Today I received a desperate caller claiming a woman was sick and dying at her home that it was a matter of “life and death” that they needed to have her sign important documents as an emergency. Where do I begin explaining how wrong it is in so many ways to notarize a person whose about to die?
I once answered a call like this 5 years ago at UCSF hospital around midnight and won’t ever do it again. The dying man’s body was shutting down and, after being notarized, he died within one agonizing hour according to his family member. A trust attorney once brought me to a senior for a POA that the bank wouldn’t accept my notarization for an illegible signature. I once arrived to a hospital for some divided family in heated conflict to fight over whether I should be there or not. I also arrived at CPMC for an elderly mother in her hospital bed that some relative rushed over to sign wanting to kill me that I didn’t accept his niece’s U.S. Passport Card who came from Oakland. Seriously, the guy was fuming at me!
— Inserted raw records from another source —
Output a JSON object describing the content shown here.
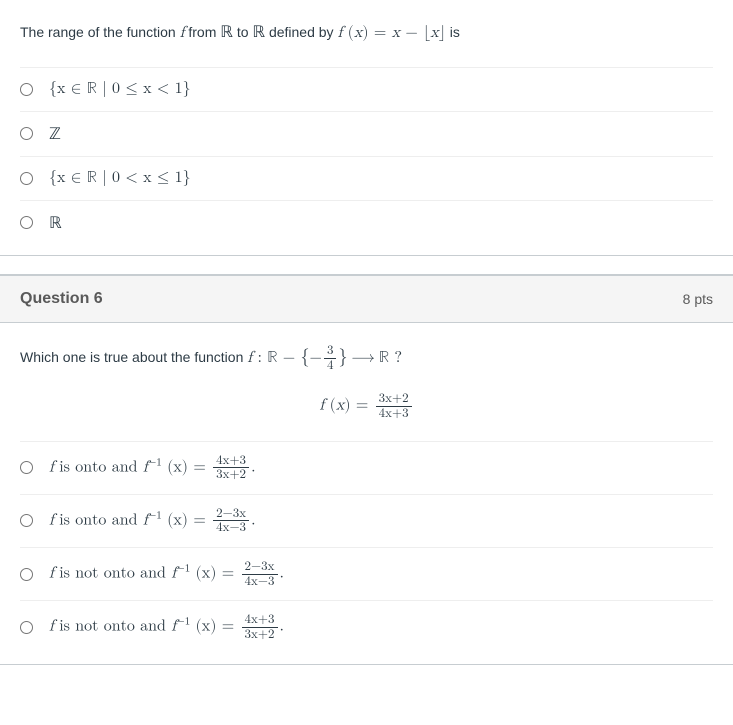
{
  "q5": {
    "prompt_pre": "The range of the function ",
    "prompt_f": "f",
    "prompt_mid1": " from ",
    "prompt_R1": "ℝ",
    "prompt_mid2": " to ",
    "prompt_R2": "ℝ",
    "prompt_mid3": " defined by ",
    "prompt_eq": "f (x) = x − ⌊x⌋",
    "prompt_post": " is",
    "answers": [
      "{x ∈ ℝ |  0 ≤ x < 1}",
      "ℤ",
      "{x ∈ ℝ |  0 < x ≤ 1}",
      "ℝ"
    ]
  },
  "q6": {
    "title": "Question 6",
    "pts": "8 pts",
    "prompt_pre": "Which one is true about the function ",
    "prompt_func_part1": "f : ℝ − {−",
    "prompt_frac_num": "3",
    "prompt_frac_den": "4",
    "prompt_func_part2": "} ⟶ ℝ ?",
    "eq_lhs": "f (x) = ",
    "eq_num": "3x+2",
    "eq_den": "4x+3",
    "answers": [
      {
        "pre": "f",
        "mid": " is onto and  ",
        "inv": "f",
        "sup": "−1",
        "paren": " (x) = ",
        "num": "4x+3",
        "den": "3x+2",
        "post": "."
      },
      {
        "pre": "f",
        "mid": " is onto and  ",
        "inv": "f",
        "sup": "−1",
        "paren": " (x) = ",
        "num": "2−3x",
        "den": "4x−3",
        "post": "."
      },
      {
        "pre": "f",
        "mid": "  is not onto and  ",
        "inv": "f",
        "sup": "−1",
        "paren": " (x) = ",
        "num": "2−3x",
        "den": "4x−3",
        "post": "."
      },
      {
        "pre": "f",
        "mid": " is not onto and  ",
        "inv": "f",
        "sup": "−1",
        "paren": " (x) = ",
        "num": "4x+3",
        "den": "3x+2",
        "post": "."
      }
    ]
  }
}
Yes, I like to be there for people but a dying person lacks capacity and/or is being coerced in a vulnerable situation as they die to sign documents. I don’t want any probate judge or clerk for that matter, to witness my notary stamp on a dying person’s document ever again.
In my view, they can battle the issues out in probate court without having to involve the notary as witness of the death bed signing let alone burdening a dying person. It’s traumatizing to watch a person in dire pain putting my notary journal before them for a price. By the way, what sickness does the person have that I should be confident won’t affect my own health?
It’s against God’s will that I attend to a dying person this way as a profitable transaction. They’re entering eternity and God may note, “a notary Cheryl was at your side having you sign her journal? Check!”
I think it’s unnecessary for a NP to be summoned to a dying person’s bed to sign documents. Hospitals like UCSF should prohibit this practice. It’s the family’s fault they didn’t prep better for end of life documents. For instance, the dying man I described earlier whose body was shutting down? He was a big time solar CEO who had to be flown by helicopter taken from Mount Kilimanjaro to the hospital that he had neglected to get his trust documents in order prior to the trip!
Dying is a serious deeply personal matter that a for profit NP shouldn’t attend nor witness another this way in my opinion. We need to be mindful of being in the presence of a near to death person when we really shouldn’t be. For instance, earlier generations summoned men and women of God to pray at the dying’s bedside as people sadly awaited the moment of death’s arrival.
Imagine the possibility you as a notary public are at a stranger’s death bed who his family has arranged for you to notarize his trust documents including deed transfers. He is about to enter eternity and there you are in his face distracting him with papers to sign and thumbprints that he thinks to himself after 80 years on earth being in tremendous pain and suffering “I hate notary publics! I hate this greedy b*tch here making a buck off my death putting me through all of this sh**t!”
A Notary Public with his/her journal open on the dying’s bed thereafter accepting credit card payment doesn’t belong in this picture. This is the type of thing NP’s get a bad reputation for being vultures attending to death bed notarizations that I can assure that God doesn’t approve of at all. You can rationalize it all you want, just not a good idea if you value your soul.